Tuesday, June 03, 2014

Seattle Minimum Wage Hike Already Hurting Businesses

SeaTac, a suburb of Seattle, recently decided to raise the minimum wage to $15 an hour and United Liberty tells us that employers in SeaTac have had to cut employee benefits to stay in business after the dramatic raise. In an interview with a publisher from Northwestern Asian Weekly, one employee describes how her company had to cut her benefits to counter the skyrocketing cost of wages: “I lost my 401k, health insurance, paid holiday, and vacation,” she responded. “No more free food,” she added. The wage hike is already hurting Seattle businesses, even though it has not been implemented yet.

The Washington Policy Center chimes in as well, showing how the minimum wage hike has discouraged small business expansion and kept small business owners from opening new businesses or hiring new workers.The Seattle Times also notes, “At the Clarion Hotel off International Boulevard, a sit-down restaurant has been shuttered, though it might soon be replaced by a less-labor-intensive cafe.
Interestingly enough, Amy Martinez starts the article off by declaring that, “For all the political uproar it caused, SeaTac’s closely watched experiment with a $15 minimum wage has not created a large chain reaction of lost jobs and higher prices…”
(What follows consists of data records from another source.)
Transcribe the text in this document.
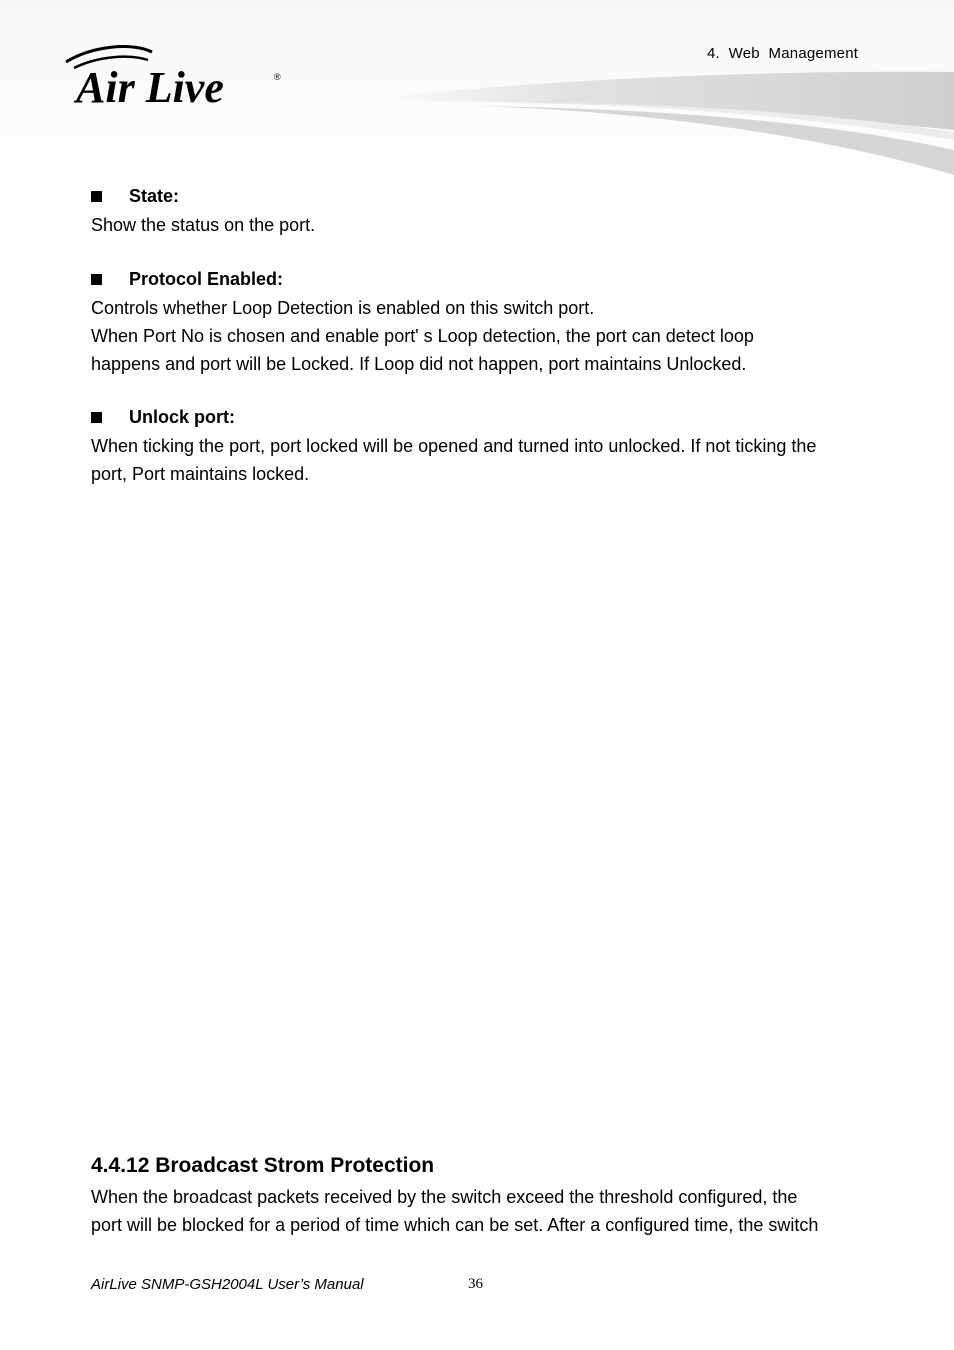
Air Live	®
4.  Web  Management
State:
Show the status on the port.
Protocol Enabled:
Controls whether Loop Detection is enabled on this switch port.
When Port No is chosen and enable port' s Loop detection, the port can detect loop
happens and port will be Locked. If Loop did not happen, port maintains Unlocked.
Unlock port:
When ticking the port, port locked will be opened and turned into unlocked. If not ticking the
port, Port maintains locked.
4.4.12 Broadcast Strom Protection
When the broadcast packets received by the switch exceed the threshold configured, the
port will be blocked for a period of time which can be set. After a configured time, the switch
AirLive SNMP-GSH2004L User’s Manual	36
She justifies this dubious claim by noting that, while a small sit-down restaurant has closed, “…the nearby Cedarbrook Lodge…is undergoing a $16 million expansion.”

And therein lies the rub.

The Cedarbrook Lodge is 4.5 star luxury hotel and a minimum wage hike affects a 4.5 star luxury hotel very differently than a little mom and pop restaurant. This fact represents one of the strongest cases against raising the minimum wage: big businesses can shrug off minimum wage hikes. Mom and pop shops? Not so much. The argument can even be made that a minimum wage hike is an indirect form of corporate welfare, since it cuts into the competitive ability of big businesses’ smaller competitors.